Other apartment places weren't sympathetic to jobless and homeless young females. Families came first.

This Labor Day as the rest of America celebrates the 120th anniversary of Labor Day, I look into the home of an abandoned house—despite the desperation of trying to avoid being a squatter, it is the will of some higher power that I gave up on years ago; I am now embracing being like a lot of the homeless across America.

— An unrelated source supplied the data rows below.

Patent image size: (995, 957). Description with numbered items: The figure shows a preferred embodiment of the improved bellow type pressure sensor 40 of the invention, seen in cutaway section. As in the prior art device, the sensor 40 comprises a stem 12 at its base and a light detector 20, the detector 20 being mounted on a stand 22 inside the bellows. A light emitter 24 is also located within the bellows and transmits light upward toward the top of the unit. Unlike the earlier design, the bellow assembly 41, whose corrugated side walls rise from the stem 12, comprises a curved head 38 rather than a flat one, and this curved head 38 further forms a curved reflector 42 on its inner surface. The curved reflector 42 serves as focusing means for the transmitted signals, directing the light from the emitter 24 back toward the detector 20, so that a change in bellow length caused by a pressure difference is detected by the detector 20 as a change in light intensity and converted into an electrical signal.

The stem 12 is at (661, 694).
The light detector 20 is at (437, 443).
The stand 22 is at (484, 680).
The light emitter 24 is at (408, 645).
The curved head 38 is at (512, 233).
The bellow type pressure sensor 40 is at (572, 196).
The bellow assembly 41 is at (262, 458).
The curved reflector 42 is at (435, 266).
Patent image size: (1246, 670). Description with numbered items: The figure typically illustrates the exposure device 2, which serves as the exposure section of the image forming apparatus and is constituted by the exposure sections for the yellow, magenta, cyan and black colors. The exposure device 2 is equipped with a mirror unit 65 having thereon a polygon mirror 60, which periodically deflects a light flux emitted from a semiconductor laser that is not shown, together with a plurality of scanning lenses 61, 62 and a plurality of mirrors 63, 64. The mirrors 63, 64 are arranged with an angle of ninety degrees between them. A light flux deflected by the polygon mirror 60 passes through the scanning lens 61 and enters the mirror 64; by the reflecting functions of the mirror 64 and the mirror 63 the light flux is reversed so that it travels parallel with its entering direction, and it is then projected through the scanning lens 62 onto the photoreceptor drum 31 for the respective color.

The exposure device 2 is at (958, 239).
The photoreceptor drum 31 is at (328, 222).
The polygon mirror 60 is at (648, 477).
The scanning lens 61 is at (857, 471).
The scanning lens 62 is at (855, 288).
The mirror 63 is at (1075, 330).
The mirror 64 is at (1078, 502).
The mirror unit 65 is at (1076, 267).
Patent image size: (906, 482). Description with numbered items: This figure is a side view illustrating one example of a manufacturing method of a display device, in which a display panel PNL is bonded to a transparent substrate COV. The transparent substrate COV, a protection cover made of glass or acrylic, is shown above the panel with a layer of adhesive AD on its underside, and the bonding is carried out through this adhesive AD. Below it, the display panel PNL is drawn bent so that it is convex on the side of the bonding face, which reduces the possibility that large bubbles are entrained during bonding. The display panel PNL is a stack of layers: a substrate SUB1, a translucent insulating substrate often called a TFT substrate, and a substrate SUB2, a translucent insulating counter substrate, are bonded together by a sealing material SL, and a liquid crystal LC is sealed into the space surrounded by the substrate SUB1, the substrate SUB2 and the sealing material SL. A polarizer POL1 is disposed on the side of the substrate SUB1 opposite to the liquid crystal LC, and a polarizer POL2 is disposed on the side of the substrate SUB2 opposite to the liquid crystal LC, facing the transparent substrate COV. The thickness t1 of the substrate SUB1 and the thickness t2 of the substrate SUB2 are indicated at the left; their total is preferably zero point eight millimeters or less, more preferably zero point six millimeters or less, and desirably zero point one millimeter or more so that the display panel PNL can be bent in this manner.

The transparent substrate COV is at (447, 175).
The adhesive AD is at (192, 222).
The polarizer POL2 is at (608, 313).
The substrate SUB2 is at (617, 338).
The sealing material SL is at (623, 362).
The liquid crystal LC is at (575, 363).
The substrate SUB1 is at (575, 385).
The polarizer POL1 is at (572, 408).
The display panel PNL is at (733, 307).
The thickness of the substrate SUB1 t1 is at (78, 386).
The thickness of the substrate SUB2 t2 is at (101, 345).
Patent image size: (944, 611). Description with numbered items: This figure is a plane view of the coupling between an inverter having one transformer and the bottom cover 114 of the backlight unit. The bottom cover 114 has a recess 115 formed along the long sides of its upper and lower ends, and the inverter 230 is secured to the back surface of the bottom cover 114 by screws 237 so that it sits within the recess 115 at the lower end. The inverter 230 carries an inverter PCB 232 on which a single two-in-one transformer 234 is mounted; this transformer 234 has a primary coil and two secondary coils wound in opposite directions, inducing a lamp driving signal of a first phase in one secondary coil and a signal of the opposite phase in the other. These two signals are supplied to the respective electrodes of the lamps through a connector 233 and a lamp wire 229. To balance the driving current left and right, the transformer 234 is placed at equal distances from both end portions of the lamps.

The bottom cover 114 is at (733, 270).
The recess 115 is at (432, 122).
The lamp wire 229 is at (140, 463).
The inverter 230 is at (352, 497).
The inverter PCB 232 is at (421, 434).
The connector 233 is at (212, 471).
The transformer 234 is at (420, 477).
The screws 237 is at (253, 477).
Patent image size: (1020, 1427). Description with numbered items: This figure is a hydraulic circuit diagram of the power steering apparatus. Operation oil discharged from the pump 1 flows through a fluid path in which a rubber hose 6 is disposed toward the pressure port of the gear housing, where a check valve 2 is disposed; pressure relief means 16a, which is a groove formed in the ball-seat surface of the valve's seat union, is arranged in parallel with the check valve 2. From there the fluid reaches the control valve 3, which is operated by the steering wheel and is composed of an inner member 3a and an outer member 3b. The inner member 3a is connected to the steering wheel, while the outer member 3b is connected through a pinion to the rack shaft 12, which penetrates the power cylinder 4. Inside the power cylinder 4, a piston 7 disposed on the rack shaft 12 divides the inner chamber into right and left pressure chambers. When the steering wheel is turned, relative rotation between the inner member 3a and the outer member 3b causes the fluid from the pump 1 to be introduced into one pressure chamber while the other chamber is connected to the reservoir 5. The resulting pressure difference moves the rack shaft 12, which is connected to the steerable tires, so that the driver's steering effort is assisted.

“DO NOT BUY THIS HOUSE, OR I WILL BURN IT DOWN,” the sign that hung on a foggy window read. My heart skips a beat—I don’t want to die, I don’t want to die a fiery death, but the house is pretty and it has a 1940s cottage feel to it. It’s perfect and it’s hard to believe it has been abandoned, much like the rest of this neighborhood.

The door creaks and I step inside. It smells moldy, but I will live. I am a survivor. My life as I know it now can begin. “Carpe Diem!” I say to myself and close the door.